Émilie Laystary a passé la première partie de la soirée électorale à boire du cidre, coincée dans son canapé. Puis elle est allée à Bastille, où l’ambiance était très chaude, et les bières super fraîches.
La soirée électorale, depuis mon salon
Dimanche 6 mai, à 19h13, la dépêche AFP qui apparaît sur mon téléphone portable ne laisse presque aucun doute :
D’après les estimations, François Hollande est déjà élu président de la République. À ce titre, il devient le deuxième Président de gauche de la Vème République. Alors que l’information est vraisemblablement connue de tous les journalistes et commentateurs, impossible de la dévoiler avant 20h, heure officielle de l’annonce des résultats. Sur Twitter, le facétieux hashtag #RadioLondres a permis aux utilisateurs de contourner la loi. Température en Corrèze, blague sur les traits tirés (« Mais quoi, ils le sont toujours ! ») de Carla Bruni, publicité pour du fromage ou des Flanby® … : les internautes s’en sont donnés à coeur joie pour disserter résultats.
Au même moment, à la télévision, les présentateurs essayaient tant bien que mal de tenir leur numéro d’équilibristes genre « Oh quel suspense, mais qui va être Président de la République ? ». But des singeries à l’antenne : maintenir l’apparence de théâtre politique de la télé (puisqu’une partie de la France est encore habituée à ce que l’intrigue présidentielle se dénoue à l’intérieur du petit écran) et meubler le temps qu’il reste avant l’annonce officielle.

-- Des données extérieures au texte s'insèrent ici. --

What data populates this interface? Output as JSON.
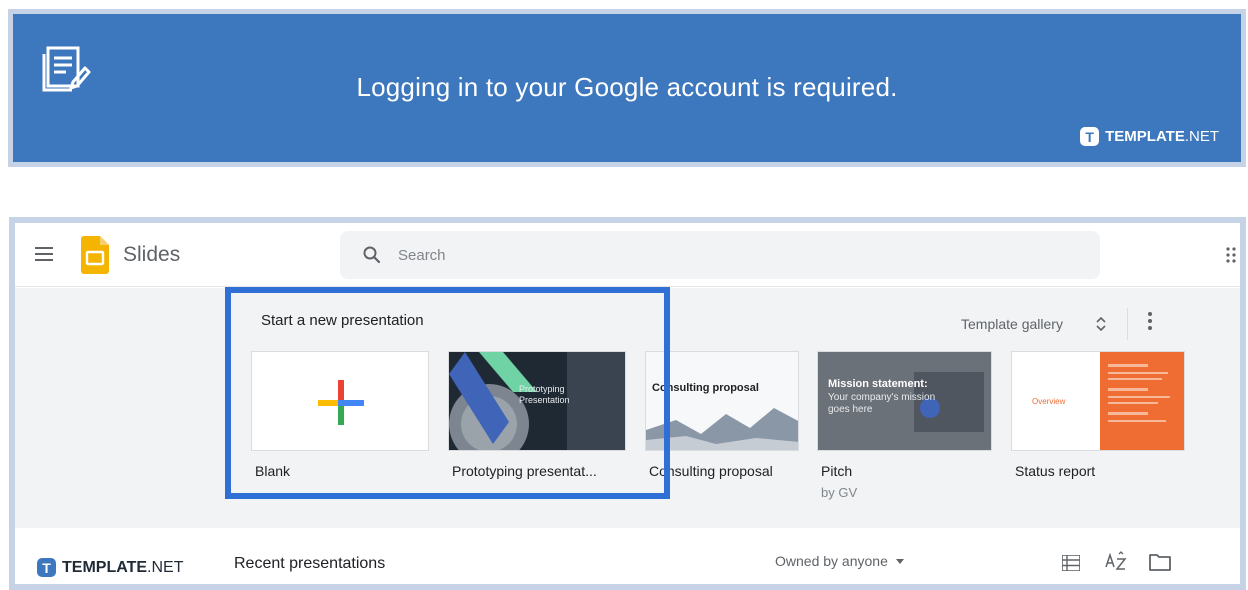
{
  "banner": {
    "message": "Logging in to your Google account is required.",
    "icon": "document-edit-icon",
    "brand_bold": "TEMPLATE",
    "brand_light": ".NET",
    "brand_mark": "T"
  },
  "topbar": {
    "app_name": "Slides",
    "search_placeholder": "Search"
  },
  "templates": {
    "heading": "Start a new presentation",
    "gallery_label": "Template gallery",
    "items": [
      {
        "name": "Blank"
      },
      {
        "name": "Prototyping presentat...",
        "thumb_title": "Prototyping Presentation"
      },
      {
        "name": "Consulting proposal",
        "thumb_title": "Consulting proposal"
      },
      {
        "name": "Pitch",
        "subtitle": "by GV",
        "thumb_title": "Mission statement:",
        "thumb_body": "Your company's mission goes here"
      },
      {
        "name": "Status report",
        "thumb_title": "Overview"
      }
    ]
  },
  "bottom": {
    "brand_bold": "TEMPLATE",
    "brand_light": ".NET",
    "brand_mark": "T",
    "recent_label": "Recent presentations",
    "owner_filter": "Owned by anyone"
  },
  "colors": {
    "banner_bg": "#3d77bd",
    "highlight": "#2f6fd6",
    "slides_yellow": "#f4b400",
    "status_orange": "#ef6d33"
  }
}
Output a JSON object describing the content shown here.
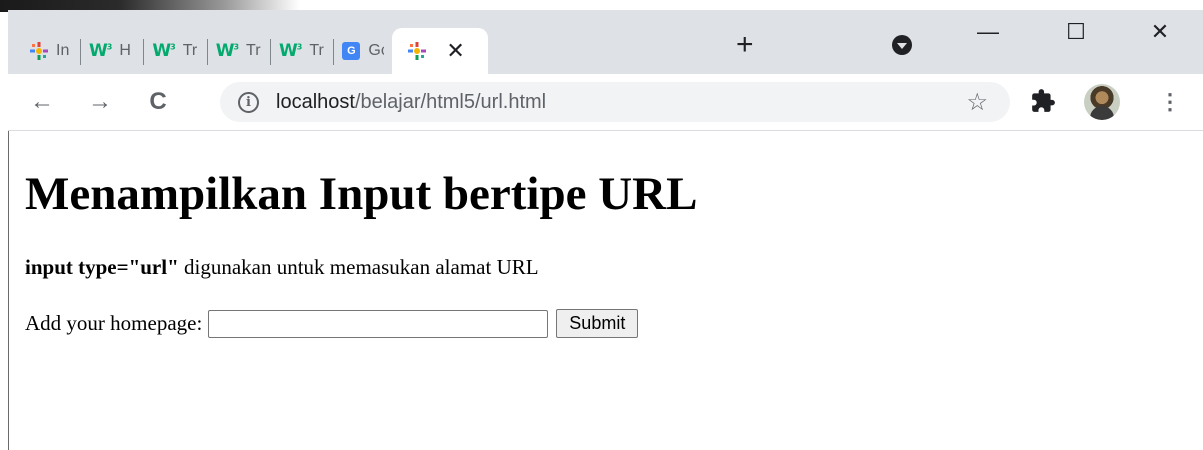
{
  "browser": {
    "tabs": [
      {
        "label": "In",
        "icon": "puzzle-star-icon"
      },
      {
        "label": "H",
        "icon": "w3schools-icon"
      },
      {
        "label": "Tr",
        "icon": "w3schools-icon"
      },
      {
        "label": "Tr",
        "icon": "w3schools-icon"
      },
      {
        "label": "Tr",
        "icon": "w3schools-icon"
      },
      {
        "label": "Gc",
        "icon": "google-translate-icon"
      }
    ],
    "active_tab": {
      "label": "",
      "icon": "puzzle-star-icon",
      "close": "✕"
    },
    "new_tab": "+",
    "window_controls": {
      "minimize": "—",
      "maximize": "☐",
      "close": "✕"
    },
    "nav": {
      "back": "←",
      "forward": "→",
      "reload": "C"
    },
    "address": {
      "host": "localhost",
      "path": "/belajar/html5/url.html",
      "info": "i"
    },
    "bookmark_star": "☆",
    "menu": "⋮"
  },
  "page": {
    "title": "Menampilkan Input bertipe URL",
    "desc_bold": "input type=\"url\"",
    "desc_rest": " digunakan untuk memasukan alamat URL",
    "form_label": "Add your homepage:",
    "input_value": "",
    "submit_label": "Submit"
  },
  "colors": {
    "tabstrip_bg": "#dee1e6",
    "omnibox_bg": "#f1f3f4",
    "w3_green": "#04aa6d"
  }
}
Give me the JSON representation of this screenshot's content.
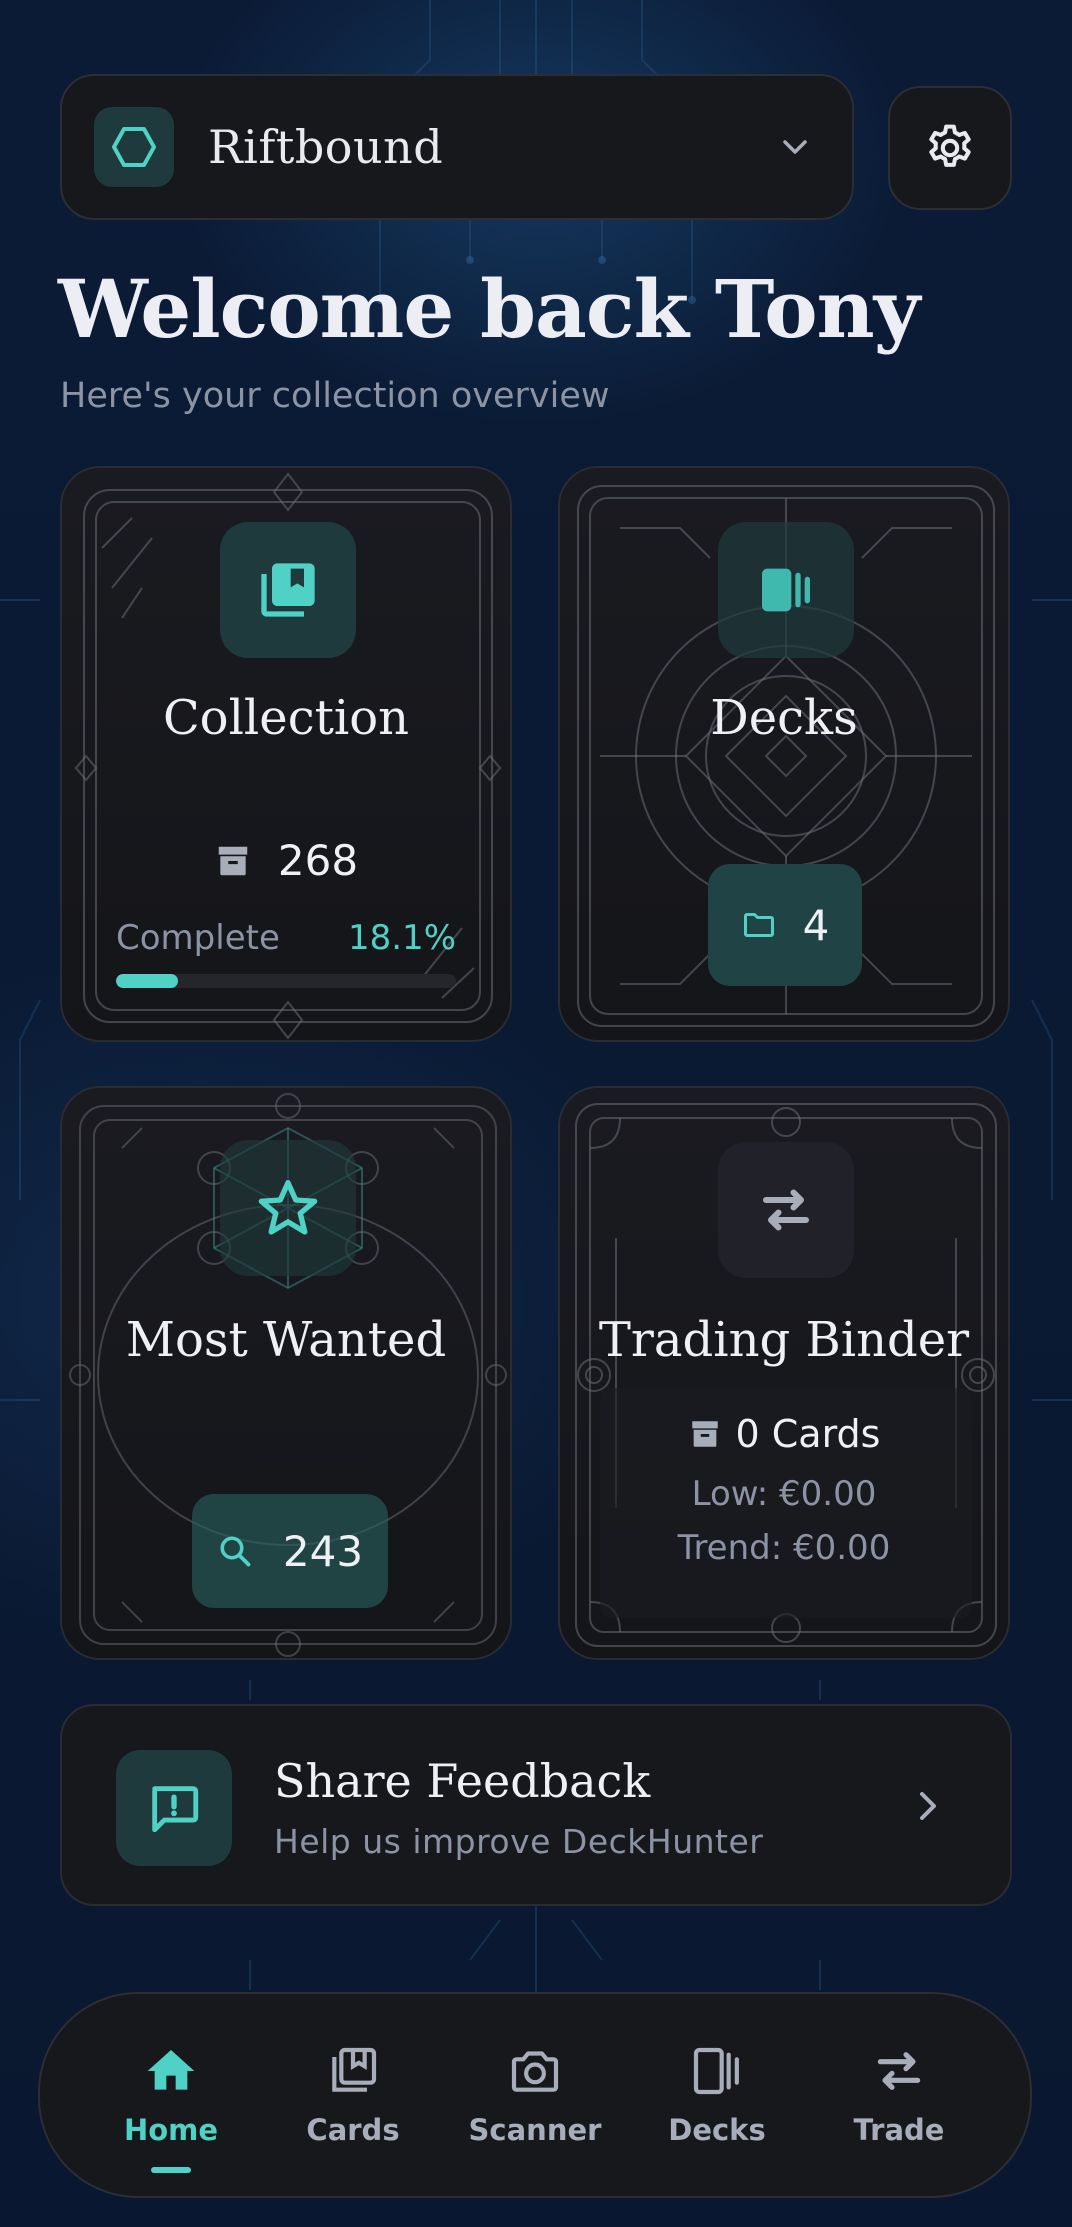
{
  "header": {
    "game_name": "Riftbound"
  },
  "welcome": {
    "title": "Welcome back Tony",
    "subtitle": "Here's your collection overview"
  },
  "tiles": {
    "collection": {
      "title": "Collection",
      "count": "268",
      "complete_label": "Complete",
      "complete_pct": "18.1%",
      "progress": 0.181
    },
    "decks": {
      "title": "Decks",
      "count": "4"
    },
    "most_wanted": {
      "title": "Most Wanted",
      "count": "243"
    },
    "trading_binder": {
      "title": "Trading Binder",
      "cards": "0 Cards",
      "low": "Low: €0.00",
      "trend": "Trend: €0.00"
    }
  },
  "feedback": {
    "title": "Share Feedback",
    "subtitle": "Help us improve DeckHunter"
  },
  "nav": {
    "items": [
      {
        "label": "Home",
        "icon": "home-icon",
        "active": true
      },
      {
        "label": "Cards",
        "icon": "cards-icon",
        "active": false
      },
      {
        "label": "Scanner",
        "icon": "camera-icon",
        "active": false
      },
      {
        "label": "Decks",
        "icon": "decks-icon",
        "active": false
      },
      {
        "label": "Trade",
        "icon": "swap-icon",
        "active": false
      }
    ]
  },
  "colors": {
    "accent": "#4fd1c5",
    "surface": "#17181c",
    "background": "#0a1a33",
    "muted_text": "#8b93a4"
  }
}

Petite pensée à David Doukhan, en charge de maintenir la curiosité des téléspectacteurs à son climax… alors qu’il se trouve devant une porte fermée au Conseil Général de Corrèze, à Tulle.
« Oui oui, alors c'est imminent. Je me propose de rester avec vous, quelques minutes, QUELQUES INSTANTS, la porte va s'ouvrir, elle va VRAIMENT s'ouvrir dans quelques instants. »
C’est à ce moment précis que mon cerveau décide de me ressortir une madeleine de Proust visuelle :
[dailymotion]http://www.dailymotion.com/video/xtr7d_21-avril-2002-20-heures_news[/dailymotion]
J’avais 14 ans à l’époque, je mangeais un croque-monsieur devant la télé quand soudain *GROS BRUITS DE COUVERTS QUI TOMBENT DANS UNE ASSIETTE* derrière moi. C’était ma mère, l’air interdite. Alors j’ai à nouveau tourné la tête vers la télé, et j’ai vu ce qu’elle voyait : l’écran scindé en deux – Chirac à gauche, Le Pen à droite. J’avais 14 ans et je venais de comprendre qu’un « truc historique » venait de se passer.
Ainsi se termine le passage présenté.